Never having heard of this kind of ‘Dark Night’ before, I thought having one encounter with it would be enough. For some, it translates as the big lesson that the illness has brought you. Usually, this has a transformative effect on a major part of who you are; calling up for changes where there may have been misaligned energy or something that you’ve been holding back on sharing out of fear, or an aspect of yourself you have always been afraid to face.
One of my big fears was sharing my writing. I started journaling again for myself and I had started writing with the intention of eventually creating a book on Parenting. I knew when I found out I had cancer, I had to start writing and get this blog going. Suddenly, all the excuses about why I couldn’t write were stripped away. While writing feels like a natural expression, I am still plagued by a persistent voice in my head saying, “are you sure about this?” I choose to ignore it. Sometimes life just gets too big and this nagging voice needs to be overruled.
I thought I had met my Dark Night of the Soul a few months back after some enduring times with radiation and was happy to have those experiences behind me. Thinking that life would flow a little more easily now with Remission a part of my health status, I find this is not necessarily part of Life’s Grand Plan. Remission is one of the big stepping stones, but it’s not the end. Many more stones lay ahead. If they had names they’d be called: Release, Renewal, Regenerate, Rebirth. There are more, however these are the ones showing up now.
Today, I was feeling like I needed a Totem, an energy greater than myself to help me break free of the older, deeper, recessed, gritty, and grimy chains of habit that I had buried. Now as top layers are disintegrating, these unconscious ways of being are surfacing towards the light.
I open my mailbox today and there lies one envelope. A card from a long time dear friend in Canada. She said she is sending me the ancient White Spirit Bear from the Coast. If that isn’t a Totem sign! Delivered right into my mailbox. Watch for signs, they arrive sometimes right at your doorstep! I am grateful for the synchronicity of life!

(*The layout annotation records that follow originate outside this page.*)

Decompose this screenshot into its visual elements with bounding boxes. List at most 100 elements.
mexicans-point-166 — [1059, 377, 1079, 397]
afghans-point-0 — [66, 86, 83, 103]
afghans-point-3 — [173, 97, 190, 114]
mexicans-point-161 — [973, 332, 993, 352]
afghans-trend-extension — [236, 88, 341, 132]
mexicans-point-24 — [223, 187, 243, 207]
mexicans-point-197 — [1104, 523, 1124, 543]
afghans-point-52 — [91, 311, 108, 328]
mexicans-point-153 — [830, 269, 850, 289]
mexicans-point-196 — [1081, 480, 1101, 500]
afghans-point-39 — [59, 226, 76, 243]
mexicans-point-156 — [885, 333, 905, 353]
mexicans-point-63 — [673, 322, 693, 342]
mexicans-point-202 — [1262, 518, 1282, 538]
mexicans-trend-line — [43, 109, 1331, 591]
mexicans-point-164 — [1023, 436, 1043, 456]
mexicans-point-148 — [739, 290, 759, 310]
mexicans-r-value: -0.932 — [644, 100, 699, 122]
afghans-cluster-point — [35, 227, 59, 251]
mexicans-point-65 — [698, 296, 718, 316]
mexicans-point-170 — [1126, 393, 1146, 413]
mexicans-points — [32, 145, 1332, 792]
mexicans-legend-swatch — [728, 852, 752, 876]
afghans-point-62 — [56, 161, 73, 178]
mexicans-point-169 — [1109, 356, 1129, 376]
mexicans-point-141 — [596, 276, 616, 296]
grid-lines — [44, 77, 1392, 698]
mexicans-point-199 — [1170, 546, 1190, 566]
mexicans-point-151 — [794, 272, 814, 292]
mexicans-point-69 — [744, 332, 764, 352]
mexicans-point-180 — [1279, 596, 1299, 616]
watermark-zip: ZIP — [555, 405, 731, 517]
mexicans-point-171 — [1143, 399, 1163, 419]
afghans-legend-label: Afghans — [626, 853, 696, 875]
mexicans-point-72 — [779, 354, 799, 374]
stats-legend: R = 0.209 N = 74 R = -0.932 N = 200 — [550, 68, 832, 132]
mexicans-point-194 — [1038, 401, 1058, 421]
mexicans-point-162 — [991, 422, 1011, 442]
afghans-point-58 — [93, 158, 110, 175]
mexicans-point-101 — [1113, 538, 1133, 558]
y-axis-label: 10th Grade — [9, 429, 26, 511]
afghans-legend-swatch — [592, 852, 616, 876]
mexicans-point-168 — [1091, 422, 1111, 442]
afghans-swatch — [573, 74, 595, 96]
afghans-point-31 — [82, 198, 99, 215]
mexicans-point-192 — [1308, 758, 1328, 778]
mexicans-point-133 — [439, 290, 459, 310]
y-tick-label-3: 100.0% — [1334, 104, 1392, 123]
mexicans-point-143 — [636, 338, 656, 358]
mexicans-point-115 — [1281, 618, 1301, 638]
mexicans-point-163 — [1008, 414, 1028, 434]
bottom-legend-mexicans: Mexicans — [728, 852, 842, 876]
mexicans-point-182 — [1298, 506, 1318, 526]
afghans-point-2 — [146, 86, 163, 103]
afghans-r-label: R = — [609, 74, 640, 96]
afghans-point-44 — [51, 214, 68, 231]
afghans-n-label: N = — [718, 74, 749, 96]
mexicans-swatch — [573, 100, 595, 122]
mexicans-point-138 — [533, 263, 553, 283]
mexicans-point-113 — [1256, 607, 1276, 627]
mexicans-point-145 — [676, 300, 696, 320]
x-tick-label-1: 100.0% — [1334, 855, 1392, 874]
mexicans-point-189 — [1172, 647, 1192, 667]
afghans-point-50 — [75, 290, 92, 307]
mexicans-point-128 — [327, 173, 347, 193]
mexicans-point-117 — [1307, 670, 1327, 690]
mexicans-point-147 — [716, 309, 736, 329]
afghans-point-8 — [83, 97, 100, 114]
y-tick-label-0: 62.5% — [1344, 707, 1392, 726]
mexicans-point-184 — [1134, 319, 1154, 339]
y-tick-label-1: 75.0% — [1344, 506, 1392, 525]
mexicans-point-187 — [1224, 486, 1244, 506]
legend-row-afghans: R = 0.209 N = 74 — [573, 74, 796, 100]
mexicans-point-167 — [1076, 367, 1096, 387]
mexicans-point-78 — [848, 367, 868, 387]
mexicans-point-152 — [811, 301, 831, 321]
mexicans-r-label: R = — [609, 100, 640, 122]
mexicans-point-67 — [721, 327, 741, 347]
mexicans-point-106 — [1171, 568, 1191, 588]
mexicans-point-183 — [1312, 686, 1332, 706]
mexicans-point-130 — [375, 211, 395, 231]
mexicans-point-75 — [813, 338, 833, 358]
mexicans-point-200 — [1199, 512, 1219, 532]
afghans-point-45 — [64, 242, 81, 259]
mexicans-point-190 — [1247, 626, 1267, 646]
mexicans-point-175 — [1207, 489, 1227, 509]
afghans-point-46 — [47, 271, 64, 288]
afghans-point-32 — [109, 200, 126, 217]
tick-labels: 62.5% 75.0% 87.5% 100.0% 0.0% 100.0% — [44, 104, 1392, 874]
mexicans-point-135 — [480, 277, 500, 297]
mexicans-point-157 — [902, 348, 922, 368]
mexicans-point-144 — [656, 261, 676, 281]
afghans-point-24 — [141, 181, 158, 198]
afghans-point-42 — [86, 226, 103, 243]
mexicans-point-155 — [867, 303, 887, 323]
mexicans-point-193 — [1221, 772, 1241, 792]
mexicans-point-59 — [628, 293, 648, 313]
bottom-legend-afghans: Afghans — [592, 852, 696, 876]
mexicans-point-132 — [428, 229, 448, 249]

The Spirit Bear Totem reflects on the qualities of inner strength, confidence, and fearlessness. “When the bear shows up as a spirit guide in your life, it’s perhaps time to stand for your beliefs or your truth. This power animal will provide for support and strength.”
With Cancer or I imagine with any serious illness, the invitation to open your Heartdoor or Cross The Threshold arrives and you have a choice; to remain as you have always lived or to turn towards the unknown and step into something new and uncertain.
I opened the door and found this hidden world is not all black and bleak as it appears from above. Venturing in with an open, non judgmental awareness, the dark areas are responsive when met with a sense of curiosity, kindness, and love. With a willingness to allow the body to feel into the 'broken places', there is a softening and vulnerability that begins to open up. And as the warmth of the Spring sun melts the ice in a river, love begins to flow into the areas where deep healing is needed.
Take one step at a time with Courage and Confidence and allow yourself to go exploring! See what surprises you!